Working with MRF operators, the Yale-led research team will explore whether sorting processes can be improved through the integration of new technologies — including advances in object detection, manipulation, and human-robot interaction — that might automatically remove some of these hazards before they reach human sorters.
The last thing the world needs is a serious threat to recycling because it’s one of the few environmental habits and positive solutions that people have been working on for many years.

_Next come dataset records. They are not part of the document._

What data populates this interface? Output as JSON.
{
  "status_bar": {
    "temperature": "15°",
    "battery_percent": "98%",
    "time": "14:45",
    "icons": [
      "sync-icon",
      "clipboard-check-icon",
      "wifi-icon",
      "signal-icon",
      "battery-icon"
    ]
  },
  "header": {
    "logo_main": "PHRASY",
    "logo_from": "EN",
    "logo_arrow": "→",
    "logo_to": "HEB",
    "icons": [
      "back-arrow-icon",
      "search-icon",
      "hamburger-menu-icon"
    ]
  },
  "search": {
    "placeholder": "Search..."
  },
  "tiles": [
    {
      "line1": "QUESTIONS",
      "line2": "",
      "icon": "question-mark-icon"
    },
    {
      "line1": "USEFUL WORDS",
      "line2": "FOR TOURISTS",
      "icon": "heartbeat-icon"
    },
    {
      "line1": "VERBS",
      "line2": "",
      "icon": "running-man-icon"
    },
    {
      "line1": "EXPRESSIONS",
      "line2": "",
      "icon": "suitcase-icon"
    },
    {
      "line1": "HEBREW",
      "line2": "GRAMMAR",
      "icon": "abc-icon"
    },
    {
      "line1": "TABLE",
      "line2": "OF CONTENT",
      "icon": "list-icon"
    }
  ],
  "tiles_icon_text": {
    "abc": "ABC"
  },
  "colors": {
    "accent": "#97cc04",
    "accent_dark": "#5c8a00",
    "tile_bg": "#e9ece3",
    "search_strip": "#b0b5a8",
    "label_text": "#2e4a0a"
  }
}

— Aaron Dollar, Yale School of Engineering & Applied Science
Researchers will also conduct economic analyses to determine better facility configurations that reduce bottlenecks, target materials of high value, and boost the efficiency of the entire process. “We will analyze how the quality requirements for recyclables differ from sector to sector and which recycling streams present the best market opportunities,” said Reck, a senior research scientist and lecturer at F&ES.
 
At the same time, Wrzesniewski, from the Yale School of Management, will study the relationship between humans and robots in order to improve worker safety, the quality of the jobs, and worker motivation. Wrzesniewski, who studies how people make meaning of their work in difficult contexts, will examine how workers currently employed at these recycling centers understand their roles now and the potential impact of technological changes.
 
“How the redesign changes their relationships to others in the workplace is another area of interest,” she said. “We plan to conduct interviews and observations initially, which we hope will inform other kinds of data to gather and analyze.”
 
Chertow, who directs the Program on Solid Waste Policy at Yale, believes the global recycling sector has reached a critical moment.
 
“Many countries are announcing that they will phase in bans because they basically don’t know what do with all the material — they are just overwhelmed,” she said. “And the last thing the world needs is a serious threat to recycling because it’s one of the few environmental habits and positive solutions that people have been working on for many years.”